We all have an inner monologue that can either be our most vehement champion or harshest critic. Reframing thoughts is a way of turning critical or negative thoughts into positive ones.
‘I can’t believe that diving into a pool left me with only 4mm of spinal cord’ became, ‘At least I have 4mm of spinal cord left; it gives me the chance of a recovery.’
‘I feel
bad that all my friends, family and Lois have to spend all their free time with me. I’m sure there are other places they’d rather be’ became, ‘I’m lucky to have friends and family who want to visit me. I’m lucky to have Lois.’
‘If I have to listen to The Best of Faces album for a third time, I might release the brake on my bed and see where the open road takes me’ became, ‘At least I’m relaxed enough to be able to listen to the music. The last ambulance journey I was worrying about damaging my spine the entire time.’
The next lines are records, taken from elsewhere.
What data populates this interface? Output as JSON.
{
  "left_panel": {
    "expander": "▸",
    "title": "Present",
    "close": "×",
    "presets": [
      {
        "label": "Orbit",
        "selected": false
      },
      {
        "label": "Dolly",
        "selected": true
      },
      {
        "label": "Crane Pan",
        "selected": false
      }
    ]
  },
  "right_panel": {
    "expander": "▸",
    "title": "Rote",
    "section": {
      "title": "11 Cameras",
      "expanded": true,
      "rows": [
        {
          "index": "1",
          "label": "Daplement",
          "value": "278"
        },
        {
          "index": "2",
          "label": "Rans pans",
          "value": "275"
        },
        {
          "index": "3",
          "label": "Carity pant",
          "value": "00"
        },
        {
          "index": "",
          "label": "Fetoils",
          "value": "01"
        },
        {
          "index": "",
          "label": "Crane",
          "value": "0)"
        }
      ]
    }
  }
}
So what if I couldn’t go on holiday this year? There would be other holidays in the future, even if I didn’t make any further recovery. Reframing leads to rethinking. And rethinking leads to re-feeling.
As I arrived at Salisbury spinal unit, a modern hospital with a triangular, peaked roof, I prepared myself to meet a whole new group of people. Not only would I have to go through the usual routine of meeting new staff members – ‘Hello, I’m Ed. Yes, we can do a manual evacuation now if you want …’ – but I’d soon be meeting all of the other patients as well. I’d been in my own bubble at the previous hospitals and now I would be on one of the open wards with eight other patients.
I was rolled into a side room and informed by the nurse that I would be in a private room for two days as they carried out the checks and assessments Pete had told me about. He’d been right that the new team wanted to form their own opinion of my condition.
Mum and Lois began unloading all of my paraphernalia and Dad was on hand for when I met the consultant. I remained lying down in my hospital bed, even though I’d spent most of my time sitting up for the last couple of weeks. There were new rules to abide by.
It clearly wasn’t the hospital’s first rodeo. In the space of four hours, I’d had three X-rays, two ultrasounds, an ASIA test, been measured for a wheelchair, and met the consultant. I’d made her jump when I’d pulled my right arm out to shake her hand. She’d only seen my original scans so had presumed that I was a complete spinal cord injury with no movement below the neck. She’d actually jumped. I knew then that they hadn’t read my notes, and if they had, they were still going to treat me as if my accident was yesterday.